# My projects



## Rusty Nesmith (Feb 1, 2020)

I am new here and thought I would post a few pictures of what I like to do. I have a CNC on order and when it shows up I will have some different types of projects. These are all scroll saw and lathe.


----------



## honesttjohn (Feb 17, 2015)

Cool. Let us know what kind of machine you're getting and what software you'll be using.


----------



## RainMan 2.0 (May 6, 2014)

Wow Rusty you do some nice work . No idea how you pulled off the bowl in the third pic. Thanks for sharing. 

Ok looking again I got it . Sure looks like a lot of work , but great outcome. Can hardly imagine what you’ll be building with a cnc


----------



## Rusty Nesmith (Feb 1, 2020)

John I ordered the Piranha XL that comes with a laser and forth axis. The software that comes with it is vcarve desktop 9.5. I have seen all of the new additions to version 10 and will do the upgrade. I have been watching a lot of videos on YouTube on using the software and machine. Can’t wait to get started.


----------



## Cherryville Chuck (Sep 28, 2010)

The turnings are nice Rusty, especially the segmented one.


----------



## Stick486 (Jan 4, 2013)

you do some mighty fine work Rusty..


----------



## Pro4824 (Oct 17, 2015)

Really nice Rusty, you're gonna love adding the cnc to your shop. Welcome to the forum, lots of helpful people here.


----------



## DaninVan (Jan 1, 2012)

Hey, Rusty; that perforated trivet(?) is exceptional! Not a 'newbie' then? 
If I hadn't already said, Welcome!!


----------



## bryansong (Mar 4, 2015)

Very nice work Rusty.


----------



## sreilly (May 22, 2018)

Just getting into turning but you certainly have it well in hand. Really nice work.
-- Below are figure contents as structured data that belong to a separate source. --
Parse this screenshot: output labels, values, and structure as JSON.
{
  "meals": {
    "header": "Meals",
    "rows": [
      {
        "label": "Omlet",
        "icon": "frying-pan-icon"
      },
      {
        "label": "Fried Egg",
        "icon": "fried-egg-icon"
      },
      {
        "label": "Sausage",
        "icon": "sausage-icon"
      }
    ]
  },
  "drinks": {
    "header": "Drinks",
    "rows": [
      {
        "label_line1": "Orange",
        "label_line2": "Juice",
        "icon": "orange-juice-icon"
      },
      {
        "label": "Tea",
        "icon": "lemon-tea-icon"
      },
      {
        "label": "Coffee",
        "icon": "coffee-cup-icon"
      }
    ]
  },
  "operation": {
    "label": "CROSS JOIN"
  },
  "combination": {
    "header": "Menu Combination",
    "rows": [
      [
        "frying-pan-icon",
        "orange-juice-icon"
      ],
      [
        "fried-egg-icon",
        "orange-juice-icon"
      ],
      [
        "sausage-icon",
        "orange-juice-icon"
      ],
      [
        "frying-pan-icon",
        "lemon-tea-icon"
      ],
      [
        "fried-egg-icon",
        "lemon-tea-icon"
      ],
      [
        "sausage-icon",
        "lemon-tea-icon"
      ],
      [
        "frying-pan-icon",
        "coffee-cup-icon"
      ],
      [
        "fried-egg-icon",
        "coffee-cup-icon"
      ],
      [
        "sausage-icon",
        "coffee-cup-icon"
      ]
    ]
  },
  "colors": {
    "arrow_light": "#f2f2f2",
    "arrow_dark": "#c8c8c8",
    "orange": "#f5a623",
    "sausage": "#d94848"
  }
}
Welcome aboard Rusty.


----------



## marecat3 (Nov 30, 2010)

Welcome to the Forum


----------



## roxanne562001 (Feb 5, 2012)

Very Nice work Rusty!!


----------



## Potowner1 (Feb 17, 2011)

Hi Rusty, you are a very accomplished scroller.

Thanks for sharing.


----------



## chessnut2 (Sep 15, 2011)

Nice stuff, Rusty. I can see that you're really going to enjoy your cnc.


----------



## DesertRatTom (Jul 3, 2012)

Wow, That's some beautiful work. I like everything, however the blonde bowl with cover is exceptional to me. Glad you decided to jump in the forum.


----------



## Rusty Nesmith (Feb 1, 2020)

DesertRatTom said:


> Wow, That's some beautiful work. I like everything, however the blonde bowl with cover is exceptional to me. Glad you decided to jump in the forum.


Thanks. That is some 1 inch thick spalted maple I glued together to practice. I am still fairly new on the lathe and hate to use woodcthat is too expensive.


----------



## mbrun (Jan 12, 2020)

Nice work Rusty.


Sent from my iPad using Tapatalk


----------



## Herb Stoops (Aug 28, 2012)

Welcome Rusty, I enjoyed your pictures, excellent work.
Herb


----------



## JFPNCM (Dec 13, 2009)

With work of that caliber one can definitely anticipate the results from your work with a CNC.


----------



## papasombre (Sep 22, 2011)

Welcome to the gang, Rusty.
Very nice products without a CNC machine.
I like the most the vase in the second picture.


----------



## M00sie1945 (Jan 19, 2020)

I've often heard that the secret to a long retirement is having something to do that you really enjoy. I think you have a good start. Really nice work.
Paul


----------